Health, Environment, And Inequality In India

Aashish Gupta, University of Pennsylvania

Abstract

This dissertation makes three scientific contributions to understand the ongoing epidemiological transition in India. The first chapter documents local externalities of solid fuel use for adult lung function. The use of solid fuels for cooking and heating is rooted in poverty and gender inequality within households. However, harms from solid fuel use are more widespread. In neighborhoods with high solid fuel use, the lungs of those who do not use solid fuels can be as obstructed as the lungs of those who use solid fuels. Because it contributes to both infectious disease among children and chronic diseases among adults, the use of solid fuels complicates the epidemiological transition in India. The second chapter observes that Indian infants face higher mortality risks in the summer, monsoon, and winter months compared to the spring months. Using birth history data, the chapter develops an innovative demographic approach which estimates and adjusts infant mortality by calendar month. The chapter highlights that Indian infants face multiple environmental threats that are less salient for a limited period within a year. It finds that although seasonal variation has declined, it remains a concern in rural areas and among more disadvantaged households.
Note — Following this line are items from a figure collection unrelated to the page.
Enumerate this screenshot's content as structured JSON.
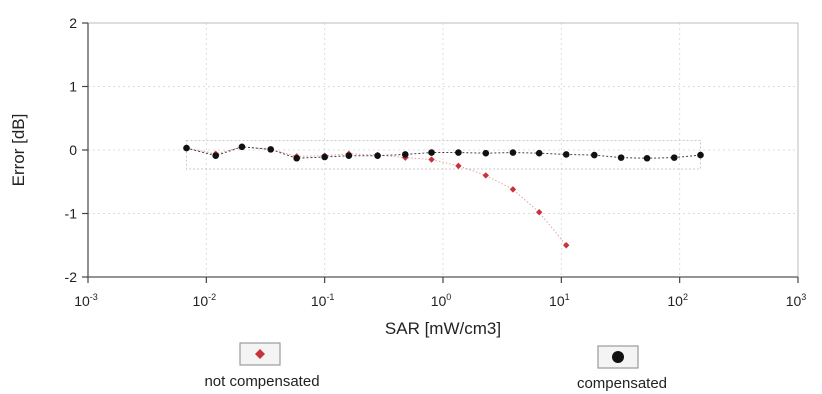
{
  "chart_data": {
    "type": "scatter",
    "title": "",
    "xlabel": "SAR [mW/cm3]",
    "ylabel": "Error [dB]",
    "xscale": "log",
    "xlim": [
      0.001,
      1000
    ],
    "ylim": [
      -2,
      2
    ],
    "x_ticks": [
      {
        "base": "10",
        "exp": "-3",
        "value": 0.001
      },
      {
        "base": "10",
        "exp": "-2",
        "value": 0.01
      },
      {
        "base": "10",
        "exp": "-1",
        "value": 0.1
      },
      {
        "base": "10",
        "exp": "0",
        "value": 1
      },
      {
        "base": "10",
        "exp": "1",
        "value": 10
      },
      {
        "base": "10",
        "exp": "2",
        "value": 100
      },
      {
        "base": "10",
        "exp": "3",
        "value": 1000
      }
    ],
    "y_ticks": [
      {
        "label": "2",
        "value": 2
      },
      {
        "label": "1",
        "value": 1
      },
      {
        "label": "0",
        "value": 0
      },
      {
        "label": "-1",
        "value": -1
      },
      {
        "label": "-2",
        "value": -2
      }
    ],
    "uncertainty_band": [
      -0.3,
      0.15
    ],
    "grid": true,
    "legend_position": "bottom",
    "series": [
      {
        "name": "not compensated",
        "color": "#c8323c",
        "marker": "diamond",
        "x": [
          0.0068,
          0.012,
          0.02,
          0.035,
          0.058,
          0.1,
          0.16,
          0.28,
          0.48,
          0.8,
          1.35,
          2.3,
          3.9,
          6.5,
          11
        ],
        "y": [
          0.03,
          -0.06,
          0.05,
          0.01,
          -0.1,
          -0.09,
          -0.06,
          -0.08,
          -0.12,
          -0.15,
          -0.25,
          -0.4,
          -0.62,
          -0.98,
          -1.5
        ]
      },
      {
        "name": "compensated",
        "color": "#111111",
        "marker": "circle",
        "x": [
          0.0068,
          0.012,
          0.02,
          0.035,
          0.058,
          0.1,
          0.16,
          0.28,
          0.48,
          0.8,
          1.35,
          2.3,
          3.9,
          6.5,
          11,
          19,
          32,
          53,
          90,
          150
        ],
        "y": [
          0.03,
          -0.09,
          0.05,
          0.01,
          -0.13,
          -0.11,
          -0.09,
          -0.09,
          -0.07,
          -0.04,
          -0.04,
          -0.05,
          -0.04,
          -0.05,
          -0.07,
          -0.08,
          -0.12,
          -0.13,
          -0.12,
          -0.08
        ]
      }
    ]
  }
}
The last chapter provides the first estimates of life expectancy by social class in India for the period 1990-2016. It develops methods to directly estimate life tables from survey data. The chapter documents persistent and stark mortality disparities in a period of robust economic growth and changing disease profiles. It finds progress in reducing levels and differentials in child mortality. However, patterns in the working ages are concerning, with slower progress and little reduction in inequality. The three chapters make both substantive and methodological contributions to the study of health and mortality in low- and middle-income countries. They show that addressing social inequalities and environmental risks are essential for population health improvements in India.